On March 26, 2020, Bristol Myers Squibb announced that the United States Food and Drug Administration (FDA) approved Zeposia® (ozanimod) for the treatment of adults with relapsing forms of multiple sclerosis (RMS), including clinically isolated syndrome (CIS), relapsing-remitting MS (RRMS), and active secondary-progressive MS (SPMS). Zeposia is an oral medication given once daily as a 0.92 mg pill.
Patients taking Zeposia for the first time start with a titration, which means that it is begun at a lower dose and gradually increased until the full dose is reached. With this newly approved medication, starting at a lower dose reduces the risk of a transient decrease in heart rate and atrioventricular conduction delays, which may occur if a larger dose is introduced too quickly.
Zeposia is a sphingosine-1-phosphate (S1P) receptor modulator that binds with high affinity to S1P receptors 1 and 5. It joins two other previously approved S1P receptor modulators: Gilenya® (fingolimod) and Mayzent® (siponimod); additional S1P receptor modulators are also under investigation. Ponesimod is among those still under investigation and it was recently submitted to the FDA for approval. According to the manufacturer, Zeposia is the only approved S1P receptor modulator that offers RMS patients an initiation that does not require a genetic test or label-based first-dose observation.
S1P receptor modulators are thought to work by blocking potentially damaging immune-system cells (lymphocytes) from leaving lymph nodes, lowering their number in the blood and tissues. These treatments may reduce damage to the central nervous system (CNS). In clinical trials of more than 2,600 adults with relapsing forms of MS, Zeposia was shown to have a significant effect on reducing the annual relapse rate (ARR) as well as the number of brain lesions, when compared to Avonex® (interferon beta-1a).
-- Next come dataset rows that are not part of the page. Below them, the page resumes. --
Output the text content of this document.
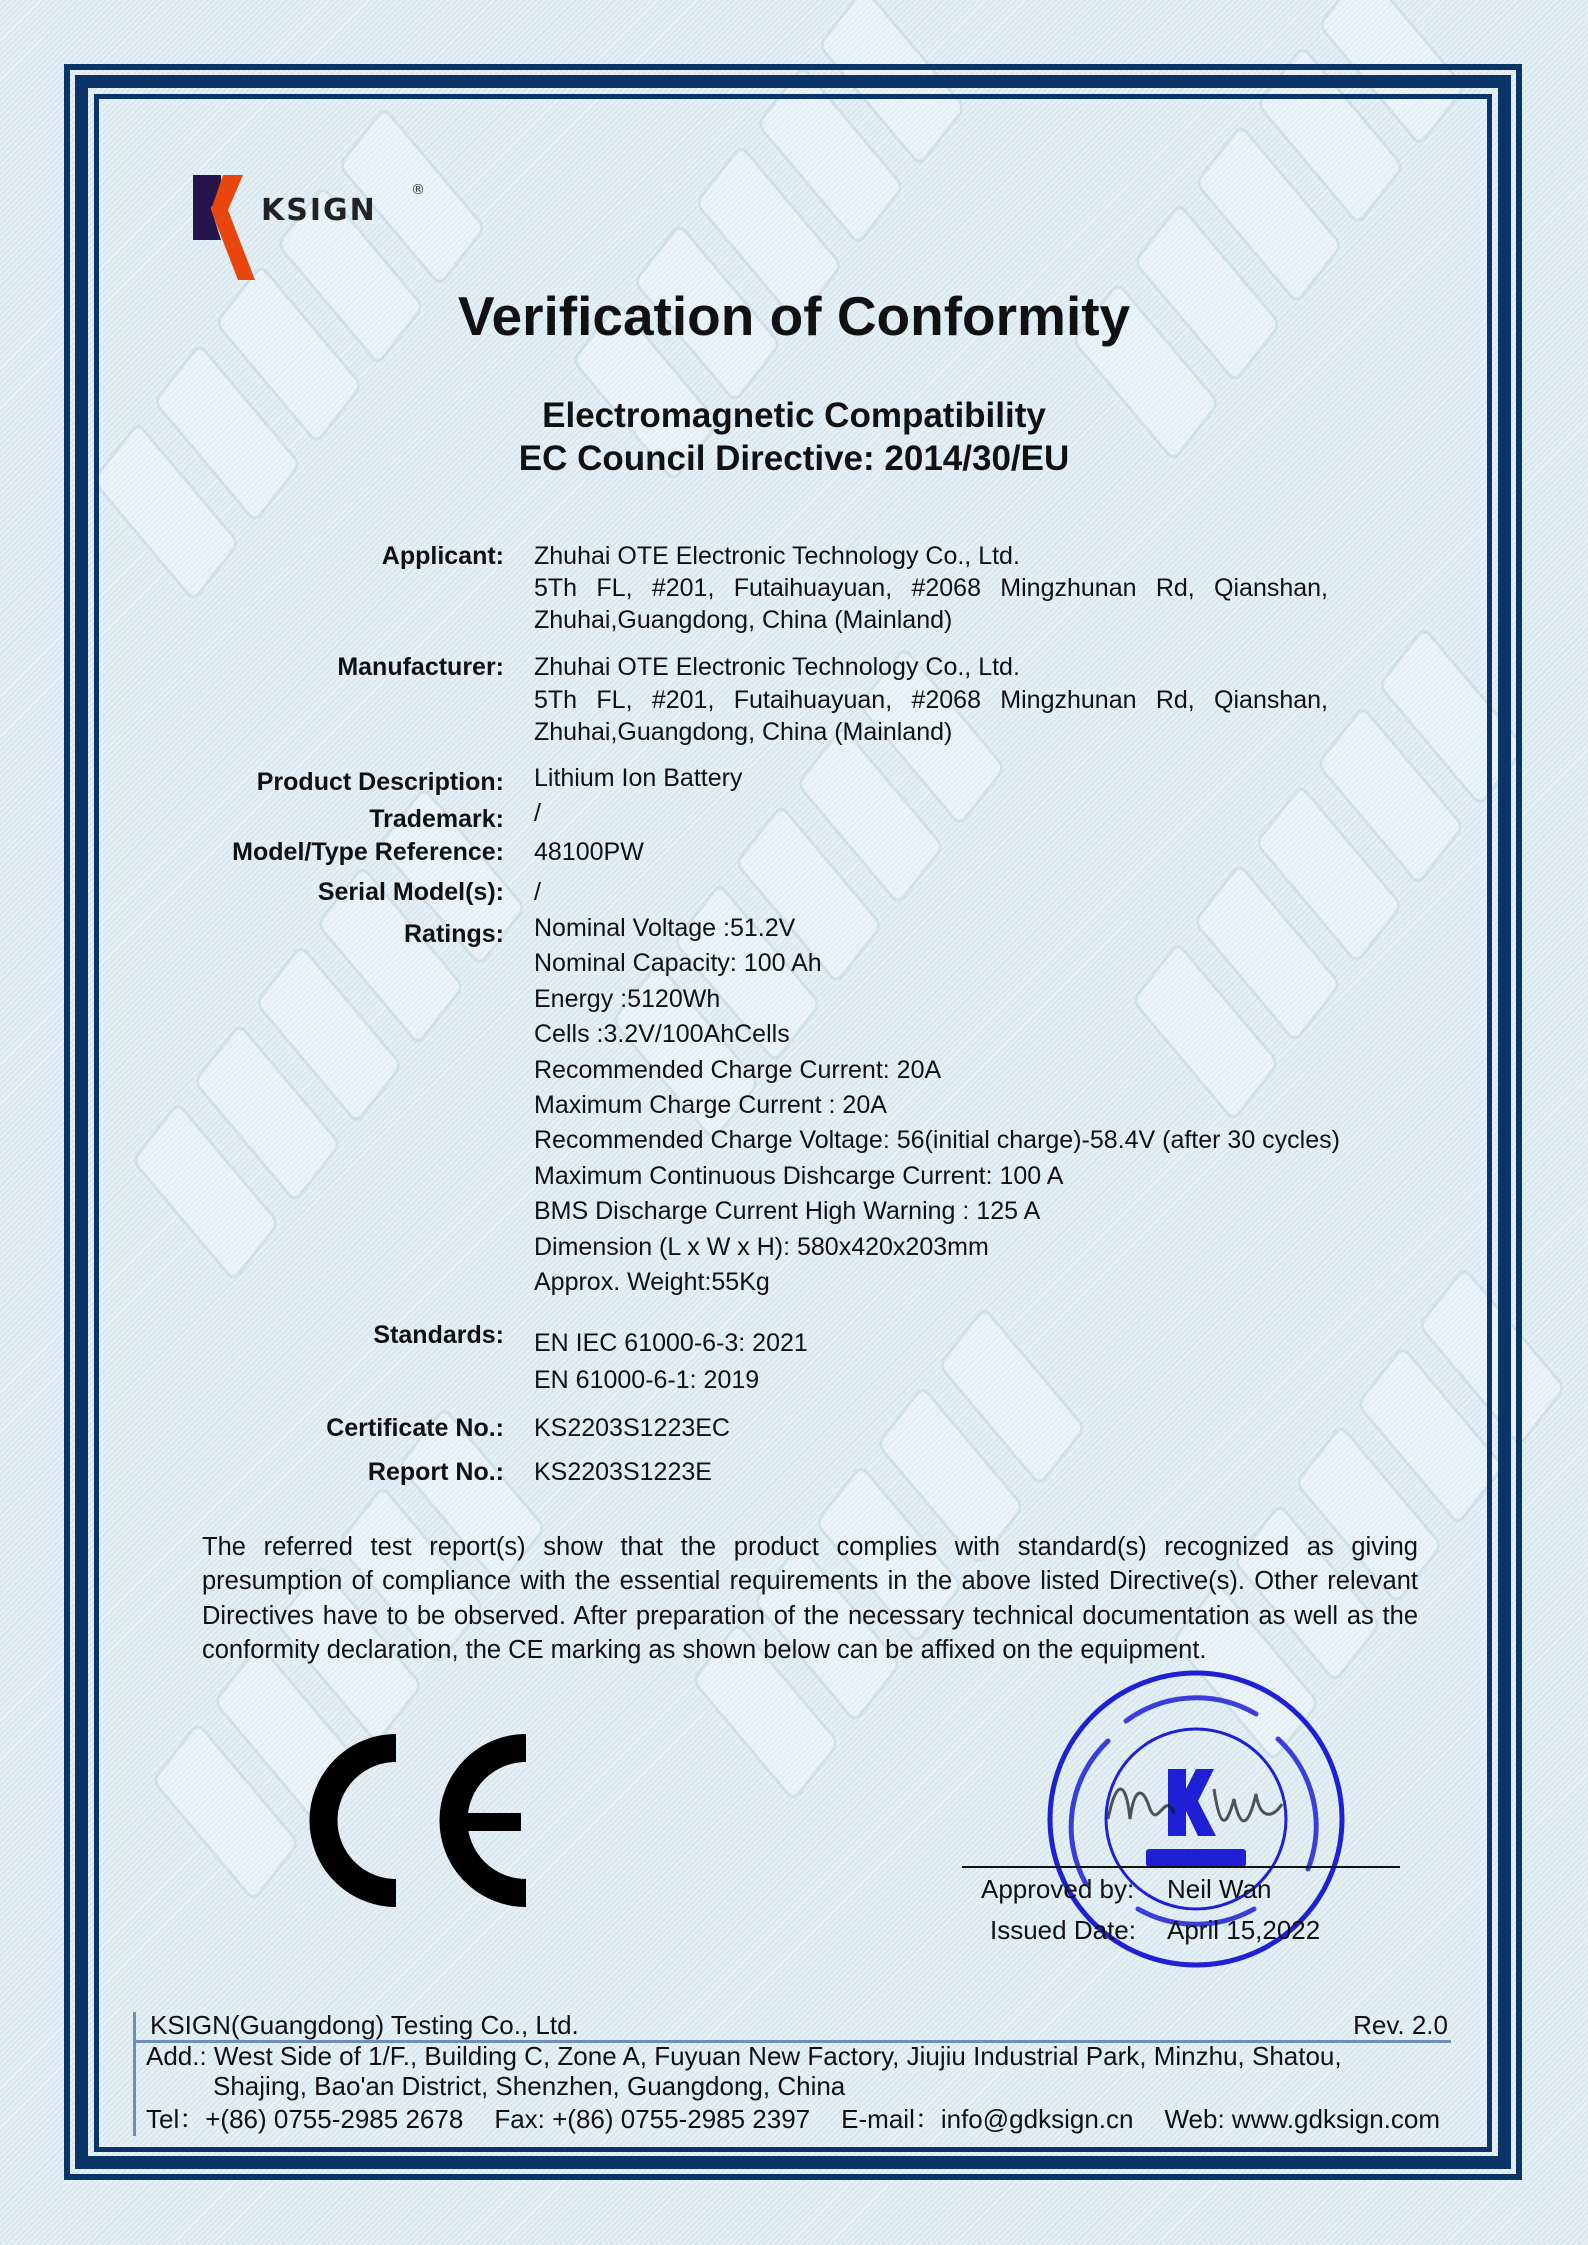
KSIGN
®
Verification of Conformity
Electromagnetic Compatibility
EC Council Directive: 2014/30/EU
Applicant: Zhuhai OTE Electronic Technology Co., Ltd.
5Th FL, #201, Futaihuayuan, #2068 Mingzhunan Rd, Qianshan,
Zhuhai,Guangdong, China (Mainland)
Manufacturer: Zhuhai OTE Electronic Technology Co., Ltd.
5Th FL, #201, Futaihuayuan, #2068 Mingzhunan Rd, Qianshan,
Zhuhai,Guangdong, China (Mainland)
Product Description: Lithium Ion Battery
Trademark: /
Model/Type Reference: 48100PW
Serial Model(s): /
Ratings: Nominal Voltage :51.2V
Nominal Capacity: 100 Ah
Energy :5120Wh
Cells :3.2V/100AhCells
Recommended Charge Current: 20A
Maximum Charge Current : 20A
Recommended Charge Voltage: 56(initial charge)-58.4V (after 30 cycles)
Maximum Continuous Dishcarge Current: 100 A
BMS Discharge Current High Warning : 125 A
Dimension (L x W x H): 580x420x203mm
Approx. Weight:55Kg
Standards: EN IEC 61000-6-3: 2021
EN 61000-6-1: 2019
Certificate No.: KS2203S1223EC
Report No.: KS2203S1223E
The referred test report(s) show that the product complies with standard(s) recognized as giving presumption of compliance with the essential requirements in the above listed Directive(s). Other relevant Directives have to be observed. After preparation of the necessary technical documentation as well as the conformity declaration, the CE marking as shown below can be affixed on the equipment.
Approved by: Neil Wan
Issued Date: April 15,2022
KSIGN(Guangdong) Testing Co., Ltd.	Rev. 2.0
Add.: West Side of 1/F., Building C, Zone A, Fuyuan New Factory, Jiujiu Industrial Park, Minzhu, Shatou,
Shajing, Bao'an District, Shenzhen, Guangdong, China
Tel：+(86) 0755-2985 2678 Fax: +(86) 0755-2985 2397 E-mail：info@gdksign.cn Web: www.gdksign.com
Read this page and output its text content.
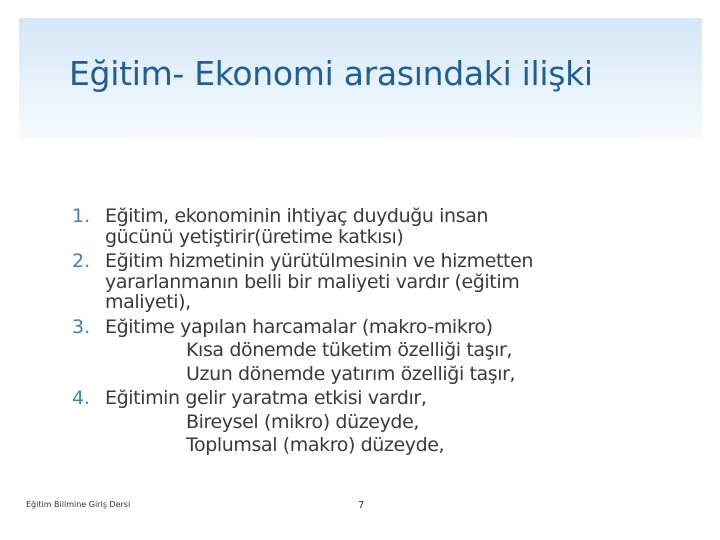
Eğitim- Ekonomi arasındaki ilişki
1. Eğitim, ekonominin ihtiyaç duyduğu insan
gücünü yetiştirir(üretime katkısı)
2. Eğitim hizmetinin yürütülmesinin ve hizmetten
yararlanmanın belli bir maliyeti vardır (eğitim
maliyeti),
3. Eğitime yapılan harcamalar (makro-mikro)
Kısa dönemde tüketim özelliği taşır,
Uzun dönemde yatırım özelliği taşır,
4. Eğitimin gelir yaratma etkisi vardır,
Bireysel (mikro) düzeyde,
Toplumsal (makro) düzeyde,
Eğitim Bilimine Giriş Dersi	7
Bristol Myers Squibb is delaying the launch of Zeposia and released the following statement, “As the country’s healthcare system is dealing with the unprecedented COVID-19 pandemic, Bristol Myers Squibb has made the decision to delay commercialization of Zeposia. The Company made the decision based on what’s in the best health interest of our patients, customers and employees. Bristol Myers Squibb will continue to monitor the environment and will partner with the neurology community to inform launch timing.” MSAA will inform the MS community of a launch date once it is announced.